Das Leben auf ADHS einstellen, mit geeigneten Hilfsmitteln und den richtigen persönlichen Einstellungen den Alltag meistern, Probleme und Einschränkungen in Stärken verwandeln – genau darum geht es nach dem ersten Verdacht auf die »Störung« und spätestens nach der offiziellen Diagnose. ADHS-Bücher gibt es dazu viele, Selbsthilfegruppen ebenfalls. Professionelle Unterstützung versprechen indes speziell weitergebildete Psychotherapeutinnen und -therapeuten. Sie kennen die Herausforderungen genau und können auch eine medikamentöse Behandlung fachlich begleiten. Hinzu kommen ADHS-Coaches, die Hilfe zur Selbsthilfe versprechen. Viele von ihnen sind selbst betroffen und haben eine entsprechende Weiterbildung durchlaufen.

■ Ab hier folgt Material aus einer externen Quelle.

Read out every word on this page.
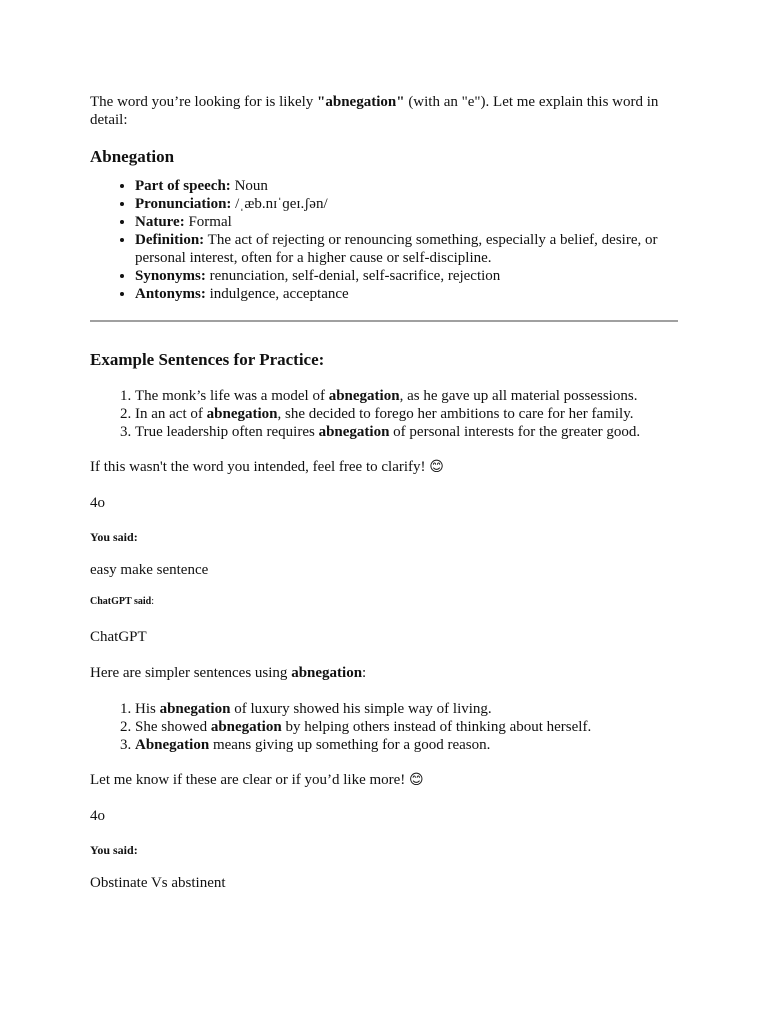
The word you’re looking for is likely "abnegation" (with an "e"). Let me explain this word in detail:

Abnegation
• Part of speech: Noun
• Pronunciation: /ˌæb.nɪˈɡeɪ.ʃən/
• Nature: Formal
• Definition: The act of rejecting or renouncing something, especially a belief, desire, or personal interest, often for a higher cause or self-discipline.
• Synonyms: renunciation, self-denial, self-sacrifice, rejection
• Antonyms: indulgence, acceptance
Example Sentences for Practice:
1. The monk’s life was a model of abnegation, as he gave up all material possessions.
2. In an act of abnegation, she decided to forego her ambitions to care for her family.
3. True leadership often requires abnegation of personal interests for the greater good.

If this wasn't the word you intended, feel free to clarify! 😊

4o

You said:

easy make sentence

ChatGPT said:

ChatGPT

Here are simpler sentences using abnegation:

1. His abnegation of luxury showed his simple way of living.
2. She showed abnegation by helping others instead of thinking about herself.
3. Abnegation means giving up something for a good reason.

Let me know if these are clear or if you’d like more! 😊

4o

You said:

Obstinate Vs abstinent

Sind ADHS-Coaches also eine echte Alternative für Betroffene?
ADHS-Coaching kann durchaus helfen. Da die Berufsbezeichnung aber nicht geschützt ist, darf sich zunächst einmal jede und jeder Coach nennen. Über die tatsächliche Qualifikation sagt das allein also nichts. Und selbst bei einem ADHS-Coach mit einer Zertifizierung gilt es, sich genau anzusehen, von wem das Zertifikat stammt. Denn eine geregelte Ausbildung oder gar ein Studium dafür gibt es nicht. Von den knapp 500 Coaches, die die Psychologin Dr. Margaret Sibley von der University of Washington im Rahmen einer wissenschaftlichen Studie befragte, hatte jedenfalls nur rund ein Viertel einen medizinischen oder psychologischen Hintergrund – was natürlich nicht heißt, dass alle anderen unqualifiziert wären. Man sollte das vor einem Coaching nur wissen. Die Verbraucherzentrale Nordrhein-Westfalen jedenfalls warnte bereits eindringlich vor »unwissenschaftlichen« Angeboten im Zusammenhang mit ADHS, die Heilung ohne medizinische Expertise versprechen.